Eating and Drinking in Dresden
Where’s tasty to eat in Dresden? Well we can recommend PlanWirtschaft which is loved by locals. Each dish is made using local ingredients, the staff are friendly and the cosy brick cellar area of the restaurant is a delight to sit in – find it on Louisenstrasse in the Neustadt area. Raskolnikoff is another great place to go in the same area. On the Theaterplatz near the river in Dresden’s Altstadt is Alte Meister, a chic café by day and a nice restaurant at nighttime. They have a seasonal menu and despite opening in 2002 already feels like an institution in Dresden – check it out! Wander around the Neustadt and you’ll find a great selection of bars serving an even greater selection of German Bier!
Dresden’s airport, Dresden-Klotzsche Airport, is situated to the north of the city and has connections with major cities such as London, Moscow and Zurich as well as German cities such as Cologne, Stuttgart and Munich. Take the over ground S-bahn train from the airport into the city – the journey takes 20 minutes. Getting to Dresden from other German cities is straightforward and there are many connections available from nearby cities such as Berlin, Leipzig and the nearby Czech capital of Prague. The quickest way is by train although you will find this an expensive way to get around Germany. There are cheap ways of riding to Dresden by train and we recommend the Schönes Wochenende weekend travel ticket which allows groups of up to 5 people travel anywhere in Germany for 42 euros on local (slower) trains. Traveling by bus to Dresden is also possible and the BerlinLinien bus company has 8 buses running between Berlin and Dresden daily.

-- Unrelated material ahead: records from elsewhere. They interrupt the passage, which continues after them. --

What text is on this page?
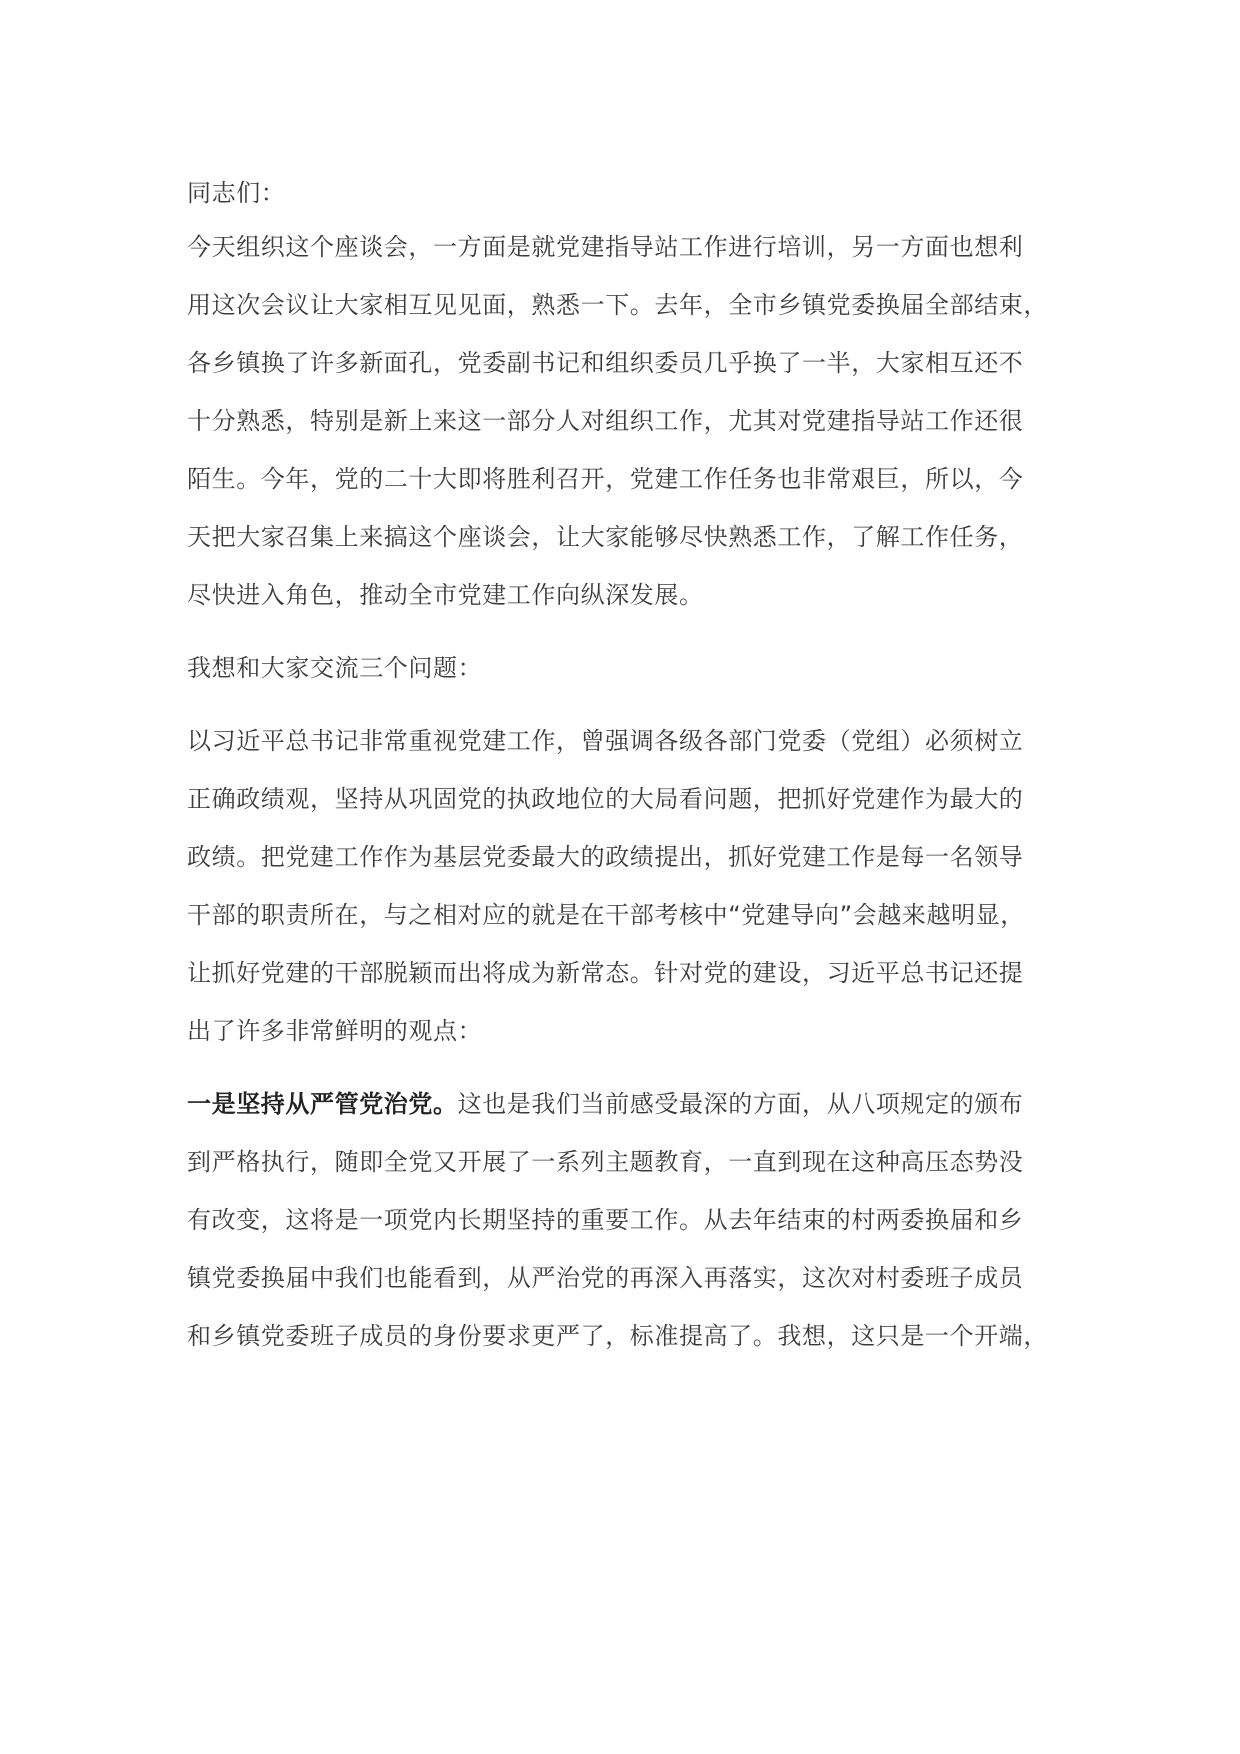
同志们：
今天组织这个座谈会，一方面是就党建指导站工作进行培训，另一方面也想利
用这次会议让大家相互见见面，熟悉一下。去年，全市乡镇党委换届全部结束，
各乡镇换了许多新面孔，党委副书记和组织委员几乎换了一半，大家相互还不
十分熟悉，特别是新上来这一部分人对组织工作，尤其对党建指导站工作还很
陌生。今年，党的二十大即将胜利召开，党建工作任务也非常艰巨，所以，今
天把大家召集上来搞这个座谈会，让大家能够尽快熟悉工作，了解工作任务，
尽快进入角色，推动全市党建工作向纵深发展。
我想和大家交流三个问题：
以习近平总书记非常重视党建工作，曾强调各级各部门党委（党组）必须树立
正确政绩观，坚持从巩固党的执政地位的大局看问题，把抓好党建作为最大的
政绩。把党建工作作为基层党委最大的政绩提出，抓好党建工作是每一名领导
干部的职责所在，与之相对应的就是在干部考核中“党建导向”会越来越明显，
让抓好党建的干部脱颖而出将成为新常态。针对党的建设，习近平总书记还提
出了许多非常鲜明的观点：
一是坚持从严管党治党。这也是我们当前感受最深的方面，从八项规定的颁布
到严格执行，随即全党又开展了一系列主题教育，一直到现在这种高压态势没
有改变，这将是一项党内长期坚持的重要工作。从去年结束的村两委换届和乡
镇党委换届中我们也能看到，从严治党的再深入再落实，这次对村委班子成员
和乡镇党委班子成员的身份要求更严了，标准提高了。我想，这只是一个开端，
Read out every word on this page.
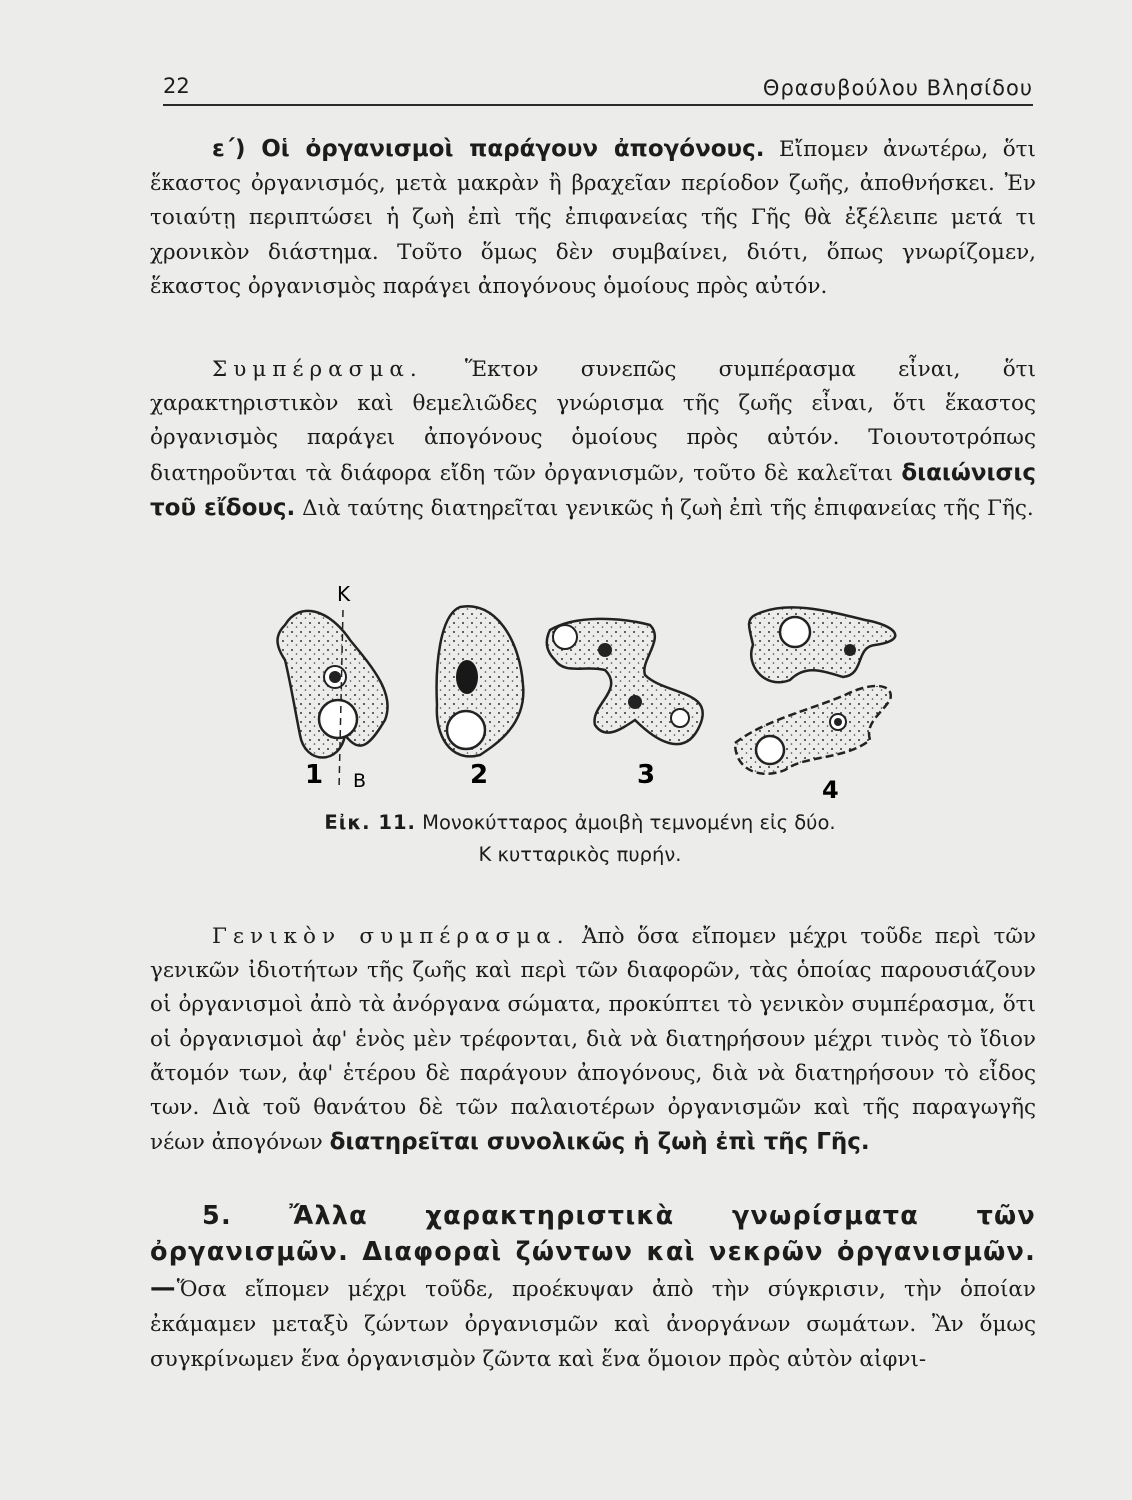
22	Θρασυβούλου Βλησίδου

ε΄) Οἱ ὀργανισμοὶ παράγουν ἀπογόνους. Εἴπομεν ἀνωτέρω, ὅτι ἕκαστος ὀργανισμός, μετὰ μακρὰν ἢ βραχεῖαν περίοδον ζωῆς, ἀποθνήσκει. Ἐν τοιαύτῃ περιπτώσει ἡ ζωὴ ἐπὶ τῆς ἐπιφανείας τῆς Γῆς θὰ ἐξέλειπε μετά τι χρονικὸν διάστημα. Τοῦτο ὅμως δὲν συμβαίνει, διότι, ὅπως γνωρίζομεν, ἕκαστος ὀργανισμὸς παράγει ἀπογόνους ὁμοίους πρὸς αὐτόν.

Συμπέρασμα. Ἕκτον συνεπῶς συμπέρασμα εἶναι, ὅτι χαρακτηριστικὸν καὶ θεμελιῶδες γνώρισμα τῆς ζωῆς εἶναι, ὅτι ἕκαστος ὀργανισμὸς παράγει ἀπογόνους ὁμοίους πρὸς αὐτόν. Τοιουτοτρόπως διατηροῦνται τὰ διάφορα εἴδη τῶν ὀργανισμῶν, τοῦτο δὲ καλεῖται διαιώνισις τοῦ εἴδους. Διὰ ταύτης διατηρεῖται γενικῶς ἡ ζωὴ ἐπὶ τῆς ἐπιφανείας τῆς Γῆς.

Κ
Β
1	2	3	4
Εἰκ. 11. Μονοκύτταρος ἀμοιβὴ τεμνομένη εἰς δύο.
Κ κυτταρικὸς πυρήν.

Γενικὸν συμπέρασμα. Ἀπὸ ὅσα εἴπομεν μέχρι τοῦδε περὶ τῶν γενικῶν ἰδιοτήτων τῆς ζωῆς καὶ περὶ τῶν διαφορῶν, τὰς ὁποίας παρουσιάζουν οἱ ὀργανισμοὶ ἀπὸ τὰ ἀνόργανα σώματα, προκύπτει τὸ γενικὸν συμπέρασμα, ὅτι οἱ ὀργανισμοὶ ἀφ' ἑνὸς μὲν τρέφονται, διὰ νὰ διατηρήσουν μέχρι τινὸς τὸ ἴδιον ἄτομόν των, ἀφ' ἑτέρου δὲ παράγουν ἀπογόνους, διὰ νὰ διατηρήσουν τὸ εἶδος των. Διὰ τοῦ θανάτου δὲ τῶν παλαιοτέρων ὀργανισμῶν καὶ τῆς παραγωγῆς νέων ἀπογόνων διατηρεῖται συνολικῶς ἡ ζωὴ ἐπὶ τῆς Γῆς.

5. Ἄλλα χαρακτηριστικὰ γνωρίσματα τῶν ὀργανισμῶν. Διαφοραὶ ζώντων καὶ νεκρῶν ὀργανισμῶν.—Ὅσα εἴπομεν μέχρι τοῦδε, προέκυψαν ἀπὸ τὴν σύγκρισιν, τὴν ὁποίαν ἐκάμαμεν μεταξὺ ζώντων ὀργανισμῶν καὶ ἀνοργάνων σωμάτων. Ἂν ὅμως συγκρίνωμεν ἕνα ὀργανισμὸν ζῶντα καὶ ἕνα ὅμοιον πρὸς αὐτὸν αἰφνι-
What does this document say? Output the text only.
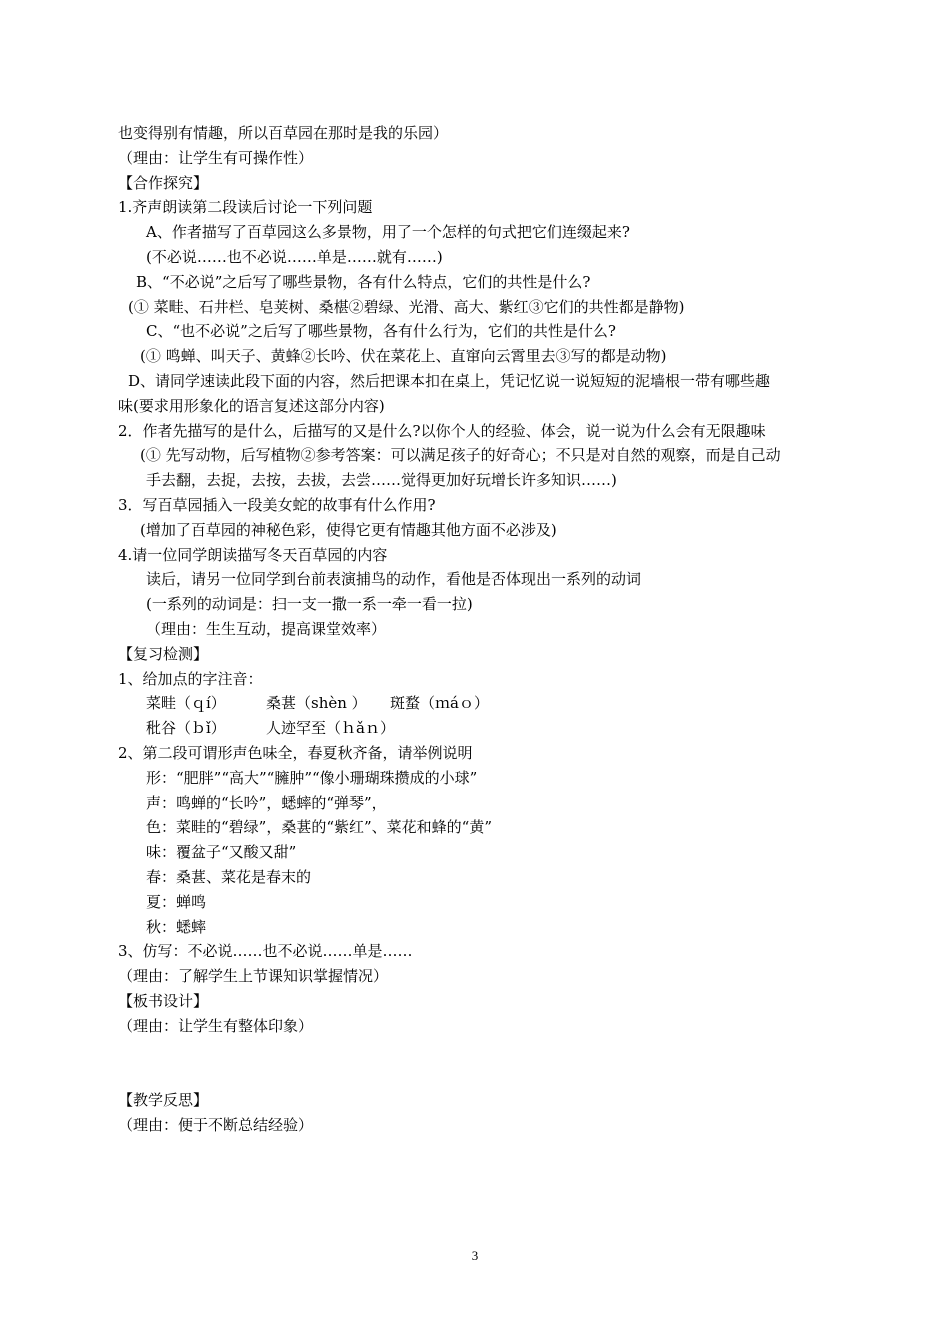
也变得别有情趣，所以百草园在那时是我的乐园）
（理由：让学生有可操作性）
【合作探究】
1.齐声朗读第二段读后讨论一下列问题
A、作者描写了百草园这么多景物，用了一个怎样的句式把它们连缀起来?
(不必说……也不必说……单是……就有……)
B、“不必说”之后写了哪些景物，各有什么特点，它们的共性是什么?
(① 菜畦、石井栏、皂荚树、桑椹②碧绿、光滑、高大、紫红③它们的共性都是静物)
C、“也不必说”之后写了哪些景物，各有什么行为，它们的共性是什么?
(① 鸣蝉、叫天子、黄蜂②长吟、伏在菜花上、直窜向云霄里去③写的都是动物)
D、请同学速读此段下面的内容，然后把课本扣在桌上，凭记忆说一说短短的泥墙根一带有哪些趣
味(要求用形象化的语言复述这部分内容)
2．作者先描写的是什么，后描写的又是什么?以你个人的经验、体会，说一说为什么会有无限趣味
(① 先写动物，后写植物②参考答案：可以满足孩子的好奇心；不只是对自然的观察，而是自己动
手去翻，去捉，去按，去拔，去尝……觉得更加好玩增长许多知识……)
3．写百草园插入一段美女蛇的故事有什么作用?
(增加了百草园的神秘色彩，使得它更有情趣其他方面不必涉及)
4.请一位同学朗读描写冬天百草园的内容
读后，请另一位同学到台前表演捕鸟的动作，看他是否体现出一系列的动词
(一系列的动词是：扫一支一撒一系一牵一看一拉)
（理由：生生互动，提高课堂效率）
【复习检测】
1、给加点的字注音：
菜畦（ｑí）	桑葚（shèn ） 斑蝥（ｍáｏ）
秕谷（ｂǐ）	人迹罕至（ｈǎｎ）
2、第二段可谓形声色味全，春夏秋齐备，请举例说明
形：“肥胖”“高大”“臃肿”“像小珊瑚珠攒成的小球”
声：鸣蝉的“长吟”，蟋蟀的“弹琴”，
色：菜畦的“碧绿”，桑葚的“紫红”、菜花和蜂的“黄”
味：覆盆子“又酸又甜”
春：桑葚、菜花是春末的
夏：蝉鸣
秋：蟋蟀
3、仿写：不必说……也不必说……单是……
（理由：了解学生上节课知识掌握情况）
【板书设计】
（理由：让学生有整体印象）
【教学反思】
（理由：便于不断总结经验）
3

Once you’re in Dresden you’ll be pleased to know that it’s possible to walk from the bus and train stations to all the major tourist spots. Dresden is quite a compact city and a tram and bus system neatly connect both parts of the city. Dresdeners prefer travelling by bike through the city and there are several bike hire places in the city where you can obtain bikes from, so you’ll easily be able to explore the city from your guest house or pension.